Mais, l’intention de M. Vallery-Radot, je la devine. Il ne voulait pas que son héros se fit prêtre par désespoir, après mille malheurs humains et poignans ; il voulait que ce dénouement fût, de progrès en progrès, le triomphe de la joie et de la certitude, et fût l’œuvre de la grâce. Or, est-il rien de plus exactement sublime que l’œuvre de la grâce ?... Seulement, le héros, aux mains de Dieu, m’échappe. Ses mystiques prières vont de lui à Dieu, sans moi. Il songe à une jeune fille qu’il a aimée, et il écrit : « Maintenant que me voici dépouillé du monde, je vis pour toi, ma prière attentive te suit et te garde ; toutes mes souffrances te sont comptées ; je te possède par ce que j’ai de plus pur, par delà les ombres périssables, par delà la mort. » Jacqueline Pascal, ayant pris le voile, écrivait : « Dieu sait que j’aime plus ma sœur, sans comparaison, que je ne faisais lorsque nous étions toutes deux du monde, quoiqu’il me semblât en ce temps que l’on ne pouvait rien ajouter à l’affection que j’avais pour elle. » Eh bien ! cette terrible fille, vouée à Dieu si passionnément, n’a-t-elle pas, dans la phrase, plus d’indulgence et plus d’émoi tremblant que le saint de M. Vallery- Radot ? Je l’aime ; et, lui, je ne parviens qu’à l’admirer.
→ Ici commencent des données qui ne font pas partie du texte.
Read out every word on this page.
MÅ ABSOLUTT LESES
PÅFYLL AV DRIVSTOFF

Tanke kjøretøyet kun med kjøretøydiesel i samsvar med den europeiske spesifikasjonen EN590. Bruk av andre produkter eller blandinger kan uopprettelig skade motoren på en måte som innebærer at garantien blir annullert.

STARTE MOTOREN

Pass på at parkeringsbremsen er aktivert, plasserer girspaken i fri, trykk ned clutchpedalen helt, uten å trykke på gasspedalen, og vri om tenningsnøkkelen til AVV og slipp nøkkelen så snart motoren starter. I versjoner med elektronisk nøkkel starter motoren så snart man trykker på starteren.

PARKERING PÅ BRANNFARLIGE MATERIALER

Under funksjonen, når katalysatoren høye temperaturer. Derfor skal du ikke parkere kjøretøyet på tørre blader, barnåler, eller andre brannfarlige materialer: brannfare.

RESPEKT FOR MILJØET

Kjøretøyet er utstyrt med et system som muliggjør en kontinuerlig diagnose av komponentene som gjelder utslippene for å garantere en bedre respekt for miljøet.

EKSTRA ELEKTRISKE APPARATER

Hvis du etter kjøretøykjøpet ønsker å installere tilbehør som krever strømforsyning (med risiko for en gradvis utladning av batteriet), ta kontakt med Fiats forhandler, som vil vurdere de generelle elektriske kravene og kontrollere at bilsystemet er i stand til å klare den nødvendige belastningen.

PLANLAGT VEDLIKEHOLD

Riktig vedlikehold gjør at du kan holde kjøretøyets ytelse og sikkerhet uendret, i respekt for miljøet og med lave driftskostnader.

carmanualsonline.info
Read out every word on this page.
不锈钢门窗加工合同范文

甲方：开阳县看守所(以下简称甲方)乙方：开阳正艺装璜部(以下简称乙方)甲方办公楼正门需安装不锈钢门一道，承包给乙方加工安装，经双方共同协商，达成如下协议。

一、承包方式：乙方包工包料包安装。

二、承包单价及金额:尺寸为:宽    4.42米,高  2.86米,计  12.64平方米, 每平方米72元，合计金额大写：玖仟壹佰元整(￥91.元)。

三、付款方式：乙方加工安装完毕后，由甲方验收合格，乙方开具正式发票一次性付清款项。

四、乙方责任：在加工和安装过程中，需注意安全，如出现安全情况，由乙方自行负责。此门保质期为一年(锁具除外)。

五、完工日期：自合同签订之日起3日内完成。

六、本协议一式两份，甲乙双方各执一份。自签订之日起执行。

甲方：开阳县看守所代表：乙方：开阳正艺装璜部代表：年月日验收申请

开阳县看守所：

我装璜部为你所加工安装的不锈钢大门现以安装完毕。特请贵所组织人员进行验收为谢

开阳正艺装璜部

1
« Délivrons-nous de l’art même, si l’art nous doit cacher Dieu ! » s’écrie l’homme de désir : mais il écrit un roman. Et je sais bien qu’un roman n’est pas un objet dont la forme soit arrêtée à jamais. — Alors, dira l’auteur de ce livre, mettons que ce n’est point un roman. — Qu’est-ce donc ?... Et, en d’autres termes, il me semble que M. Vallery-Radot n’a point trouvé, pour sa pensée nouvelle, une nouvelle forme littéraire ; il emploie une forme ancienne et qu’un usage imprévu désorganise. Il a son inspiration, qui le place très haut parmi nos écrivains ; mais il n’a pas encore son esthétique : et il lui reste d’inventer son art.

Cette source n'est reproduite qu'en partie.